Educate clients on how to balance the plate with quality protein sources. Women on the go tend to rely on easy to grab foods like fruit or low fat snacks like pretzels or popcorn. Educating clients on how to pair up a protein with their favorite snack, like a hard-boiled egg with pretzels or a piece of natural and nitrate-free beef jerky to go with the banana, not only helps bone health; it also helps balance blood sugar and keep hunger at bay a little longer.6

Create exercise programs that include both weight bearing and strength training exercises. For clients who can’t or don’t like to run, small bursts of plyometric exercises like jump squats, dancing or even stair climbing can prove an adequate stimulus for osteoporosis prevention. Following Physical Activity Guidelines for Americans7 by participating in weight training exercise two or more days a week will also provide the needed strength training activities to support good bone health.

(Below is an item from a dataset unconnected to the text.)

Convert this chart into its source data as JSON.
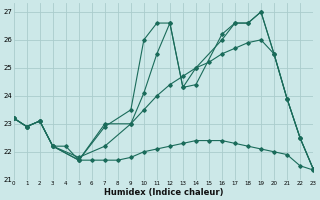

These small but impactful steps along with bone density screenings make a more comprehensive plan to battling the public health crisis of osteoporosis.

For more information on dietary protein’s impact on bone health, visit ENC’s website to learn the findings of a recent meta-analysis.




  1. Cauley Jane A. Public Health Impact of Osteoporosis. J Gerontol A Biol Sci Med Sci. 2013. 68: 1243–1251.
  2. International Osteoporosis Foundation. Facts and Statistics. Version Current 13 March 2017. Internet: https://www.iofbonehealth.org/facts-statistics (accessed 13 March 2017)
  3. Durosier-Izart C, Biver C, Merminod F, et al. Peripheral skeletal bone strength is positively correlated with total and dairy protein intakes in healthy post menopausal women. Am J Clin Nutr. 2017; e-pub ahead of print.
  4. Xu J, Lombardi G, Jiao W, et al. Effects of Exercise on Bone Status in Female Subjects, Young Girls to Postmenopausal Women: An Overview of Systematic Review and Meta-Analyses. Sports Medicine. 2016. 46:1165-82.
  5. U.S. DHHS. National Institutes of Health. Calcium Fact Sheet for Health Professionals.
  6. Leidy HJ, et al. The role of protein in weight loss and maintenance. Am J Clin Nutr 2015;101:1320S-1329S.
  7. U.S. DHHS. 2008 Physical Activity Guidelines for Americans. Washington (DC): U.S. Department of Health and Human Services; 2008. ODPHP Publication No. U0036.